Grodzinsky’s lab is working on issues such as musculoskeletal tissue regeneration to repair cartilage injuries and studying the nanoscale structure of extracellular matrix molecules.
Bridging Two Fields
While Miller finds these structural topics interesting, the fact that the pain around osteoarthritis is not well understood drew her to Chicago in 2010 to work with Malfait, for whom she was a post-doctoral research fellow for five years. Now the two work collaboratively from their own labs. “Now I’m trying to more closely address how the different cells and tissues are reacting to mechanical forces and what about that could be painful,” she explains. “A lot of top neuroscience labs are trying to figure out the receptors for stimuli such as touch and itch. There are plenty of mechanoreceptors to be discovered whether on nerves or other types of cells. It’s a hot field at the moment and there are implications for osteoarthritis as well.”

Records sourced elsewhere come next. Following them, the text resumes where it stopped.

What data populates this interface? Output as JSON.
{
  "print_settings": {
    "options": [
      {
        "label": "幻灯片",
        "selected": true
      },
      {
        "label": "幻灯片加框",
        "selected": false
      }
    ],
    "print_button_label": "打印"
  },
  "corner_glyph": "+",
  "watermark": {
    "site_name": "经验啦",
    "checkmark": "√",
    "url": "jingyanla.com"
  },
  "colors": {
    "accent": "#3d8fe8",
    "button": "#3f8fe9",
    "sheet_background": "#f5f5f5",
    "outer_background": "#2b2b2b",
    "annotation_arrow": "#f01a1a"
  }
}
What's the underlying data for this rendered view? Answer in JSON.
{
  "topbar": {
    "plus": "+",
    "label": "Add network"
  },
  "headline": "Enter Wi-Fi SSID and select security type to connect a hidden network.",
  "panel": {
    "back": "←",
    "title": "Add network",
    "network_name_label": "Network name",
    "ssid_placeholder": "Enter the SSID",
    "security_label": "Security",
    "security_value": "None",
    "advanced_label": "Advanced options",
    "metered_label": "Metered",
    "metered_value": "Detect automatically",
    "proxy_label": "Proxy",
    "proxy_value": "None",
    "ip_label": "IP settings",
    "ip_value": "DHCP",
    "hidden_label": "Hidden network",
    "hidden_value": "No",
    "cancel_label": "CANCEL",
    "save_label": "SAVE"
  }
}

Moving from tissue engineering to neuroscience has required Miller to educate herself quickly in a new field.
Because she is working in both fields, Miller finds herself going to more meetings and working with a variety of collaborators. “I find biomedical science to be social these days because the scope of projects tends to be so broad that you need collaborations, whether at your own university, nationally or internationally,” she says.
Miller was drawn to the wide range of expertise at Rush, which has both a strong cartilage biochemistry research group and a strong orthopedics department on the clinical side.
Being able to see where her basic research will translate into help for real people is inspiring. “If you want to get the clinical point of view you just have to walk across the street and talk to people who really know what patients are suffering from, and that can give you ideas for your research.”
Another source of scientific community has been the Siebel Scholar program, to which Miller was named in 2010 while completing her doctoral work at MIT. “It was great to be introduced to a national network of other bioengineering students so that in the future if I needed something I could work within that network and contact someone, and if someone from the Siebel network contacted me I would be happy to help them. That was a pretty cool idea.”